Prakirawan BMKG Rifda Novikarany menyampaikan, wilayah Indonesia bagian selatan menjadi area yang perlu mendapatkan perhatian khusus. “Yang mungkin perlu kita waspadai adalah sekitar wilayah Indonesia bagian selatan,” ujar Rifda dalam seperti yang dikutip dari program Sapa Siang KompasTV, Rabu (21/1/2026).
BMKG mencatat sejumlah wilayah berpotensi mengalami hujan dengan intensitas tinggi, meliputi Bengkulu, Sumatera Selatan, Lampung, sebagian besar Pulau Jawa, Bali, Nusa Tenggara Barat (NTB), serta Nusa Tenggara Timur (NTT).
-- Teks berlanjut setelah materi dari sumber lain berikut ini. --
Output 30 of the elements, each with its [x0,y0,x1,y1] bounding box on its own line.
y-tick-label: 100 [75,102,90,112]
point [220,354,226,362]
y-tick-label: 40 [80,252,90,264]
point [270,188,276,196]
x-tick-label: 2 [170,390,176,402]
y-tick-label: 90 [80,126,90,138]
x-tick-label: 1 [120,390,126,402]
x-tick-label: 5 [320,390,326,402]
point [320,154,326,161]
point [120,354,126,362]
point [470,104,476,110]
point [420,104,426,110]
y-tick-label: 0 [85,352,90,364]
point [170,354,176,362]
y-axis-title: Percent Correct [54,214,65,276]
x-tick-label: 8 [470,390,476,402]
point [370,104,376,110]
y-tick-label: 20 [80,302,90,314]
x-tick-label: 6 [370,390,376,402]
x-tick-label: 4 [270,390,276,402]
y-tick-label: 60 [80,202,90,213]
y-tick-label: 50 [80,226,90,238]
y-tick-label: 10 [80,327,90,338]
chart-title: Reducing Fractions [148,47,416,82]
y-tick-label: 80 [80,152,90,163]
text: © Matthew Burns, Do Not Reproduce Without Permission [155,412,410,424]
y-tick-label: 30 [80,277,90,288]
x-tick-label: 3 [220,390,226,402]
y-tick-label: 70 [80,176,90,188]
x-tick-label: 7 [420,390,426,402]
Potensi tersebut diperkirakan masih akan berlangsung dalam beberapa hari ke depan dan berlanjut sepanjang pekan ini.
Selain hujan lebat, beberapa daerah bahkan diprediksi mengalami hujan sangat lebat, antara lain DKI Jakarta, Jawa Barat, Banten, Jawa Timur, dan Nusa Tenggara Timur. “Dalam seminggu ini masih banyak potensi hujan dengan intensitas yang tinggi,” kata Rifda.
Menurut BMKG, kondisi tersebut tidak terlepas dari karakter musim penghujan yang masih berlangsung pada Januari. Faktor kebasahan yang tinggi menyebabkan durasi hujan cenderung lebih panjang. Situasi ini diperkirakan berlanjut hingga Februari, dengan potensi hujan deras yang disertai kilat, petir, dan angin kencang.
BMKG juga menilai Pulau Jawa memiliki tingkat kerentanan cukup tinggi terhadap bencana hidrometeorologi. Di sejumlah titik, dampak cuaca ekstrem telah memicu genangan, banjir, hingga tanah longsor.
Seiring kondisi tersebut, BMKG mengimbau masyarakat untuk meningkatkan kewaspadaan dengan membersihkan saluran drainase, menjaga lingkungan sekitar, menghindari berteduh di bawah pohon atau bangunan rapuh saat hujan disertai petir, serta memantau informasi dan peringatan dini cuaca secara berkala. BMKG menegaskan akan terus menyampaikan peringatan dini apabila terdeteksi potensi cuaca ekstrem yang signifikan, khususnya di wilayah Indonesia bagian selatan.